Methods: The present study was guided by theories of institutionalization and intersectionality and examined how the halfway home functioned and supported women to reintegrate with community. Guided by a narrative approach, 34 in-depth interviews (in participants’ native language) with 11 women were conducted to elicit narratives related to illness, institutionalization, and community reintegration. In addition, ethnographic data (five key informant interviews with mental health providers and over 400 hours of documented participant observations and interactions between providers, women, and families), examined how gender and illness-related awareness among providers impacted the delivery of care.
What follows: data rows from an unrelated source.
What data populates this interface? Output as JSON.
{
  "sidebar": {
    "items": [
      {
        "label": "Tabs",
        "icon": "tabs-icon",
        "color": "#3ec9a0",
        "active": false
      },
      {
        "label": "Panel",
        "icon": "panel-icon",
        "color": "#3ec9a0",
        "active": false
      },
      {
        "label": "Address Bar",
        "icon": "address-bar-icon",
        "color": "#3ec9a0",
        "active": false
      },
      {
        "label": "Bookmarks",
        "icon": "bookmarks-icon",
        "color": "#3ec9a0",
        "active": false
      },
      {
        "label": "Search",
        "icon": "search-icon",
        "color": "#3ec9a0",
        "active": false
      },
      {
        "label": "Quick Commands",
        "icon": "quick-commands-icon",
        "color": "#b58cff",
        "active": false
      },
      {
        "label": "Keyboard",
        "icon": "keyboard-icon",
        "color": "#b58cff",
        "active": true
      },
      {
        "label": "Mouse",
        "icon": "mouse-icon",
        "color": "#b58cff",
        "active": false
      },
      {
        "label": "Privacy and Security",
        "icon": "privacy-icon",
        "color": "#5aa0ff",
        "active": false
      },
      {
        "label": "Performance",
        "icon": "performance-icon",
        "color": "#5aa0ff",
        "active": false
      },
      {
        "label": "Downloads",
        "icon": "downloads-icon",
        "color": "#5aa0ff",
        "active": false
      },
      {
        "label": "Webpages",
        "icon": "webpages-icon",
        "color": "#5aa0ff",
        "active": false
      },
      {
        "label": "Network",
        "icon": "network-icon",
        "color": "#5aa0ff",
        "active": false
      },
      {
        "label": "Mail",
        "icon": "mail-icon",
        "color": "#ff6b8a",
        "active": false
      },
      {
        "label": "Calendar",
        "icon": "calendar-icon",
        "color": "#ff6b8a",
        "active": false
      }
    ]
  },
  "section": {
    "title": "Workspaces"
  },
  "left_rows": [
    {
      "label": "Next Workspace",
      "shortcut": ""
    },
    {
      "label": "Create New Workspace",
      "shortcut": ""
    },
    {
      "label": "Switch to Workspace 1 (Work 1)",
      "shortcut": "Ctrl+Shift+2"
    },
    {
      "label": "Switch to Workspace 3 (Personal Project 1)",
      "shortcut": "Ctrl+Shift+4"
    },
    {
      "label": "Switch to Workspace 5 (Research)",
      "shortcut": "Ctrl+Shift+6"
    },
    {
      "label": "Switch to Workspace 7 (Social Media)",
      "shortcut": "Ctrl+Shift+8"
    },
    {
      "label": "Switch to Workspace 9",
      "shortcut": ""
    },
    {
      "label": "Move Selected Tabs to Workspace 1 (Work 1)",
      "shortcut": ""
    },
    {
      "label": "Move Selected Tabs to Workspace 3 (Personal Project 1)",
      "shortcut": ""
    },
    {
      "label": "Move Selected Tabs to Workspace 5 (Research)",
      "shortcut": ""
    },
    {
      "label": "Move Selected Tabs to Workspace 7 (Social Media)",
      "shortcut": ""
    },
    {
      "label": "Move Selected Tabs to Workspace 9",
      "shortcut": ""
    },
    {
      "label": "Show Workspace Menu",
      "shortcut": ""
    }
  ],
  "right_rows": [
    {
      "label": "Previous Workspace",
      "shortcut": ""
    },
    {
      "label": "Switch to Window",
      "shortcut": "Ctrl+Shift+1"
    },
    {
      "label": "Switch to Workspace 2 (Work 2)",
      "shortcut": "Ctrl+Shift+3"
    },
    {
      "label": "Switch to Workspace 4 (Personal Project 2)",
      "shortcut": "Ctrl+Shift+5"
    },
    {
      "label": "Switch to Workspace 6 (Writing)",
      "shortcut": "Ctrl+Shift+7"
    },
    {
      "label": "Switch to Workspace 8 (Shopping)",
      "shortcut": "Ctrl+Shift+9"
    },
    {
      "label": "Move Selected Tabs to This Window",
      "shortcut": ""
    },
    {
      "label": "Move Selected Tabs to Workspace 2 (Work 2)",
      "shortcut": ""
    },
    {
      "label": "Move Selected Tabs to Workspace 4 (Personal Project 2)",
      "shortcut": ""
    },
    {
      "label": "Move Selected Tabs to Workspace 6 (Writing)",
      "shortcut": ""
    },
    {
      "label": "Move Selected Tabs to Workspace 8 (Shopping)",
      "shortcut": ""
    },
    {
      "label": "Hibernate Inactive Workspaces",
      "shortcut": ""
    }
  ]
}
Findings: The halfway home offered adequate basic services (i.e., clean environments, nutritional food, and regular medical follow ups) but imposed several institutional constraints such as regimented routines, restricted spaces, limited outside contact, paternalists care, and residents’ limited say in treatment and discharge related decisions. Different elements of the halfway home program were rife with gender and mental illness stereotyping. Staff followed an illness-oriented model of care, mostly delivered pharmacological interventions, and used a language of ‘cure’ over ‘recovery’. Instead of imparting skills that could facilitate women’s independent living, the halfway home placed an irrational dependence on families to take women home. The program taught women domestic skills such as running the kitchen, sewing, and stitching, and other occupational therapy classes that by nature were gender normative. Staff highlighted that while the halfway home should not be a long-term solution for women, they experienced several challenges to successfully reintegrating women. These included, 1) families not cooperating and refusing to support women, 2) case overload among providers and burnout, and 2) funding shortages that limited diversifying their program to offer more structural supports.
Implications: Current research in India lays greater emphasis on developing community mental health services. However, because mental health care is predominantly institutional in India, further research should examine how these institutions can be upgraded to better serve women’s needs, particularly those who lack family support. Research should also explore providers’ perspectives and personal motivations that shape their work. This will shed light on potential challenges that come in the way of mental health providers delivering gender-sensitive and less stigmatizing approaches to mental health care.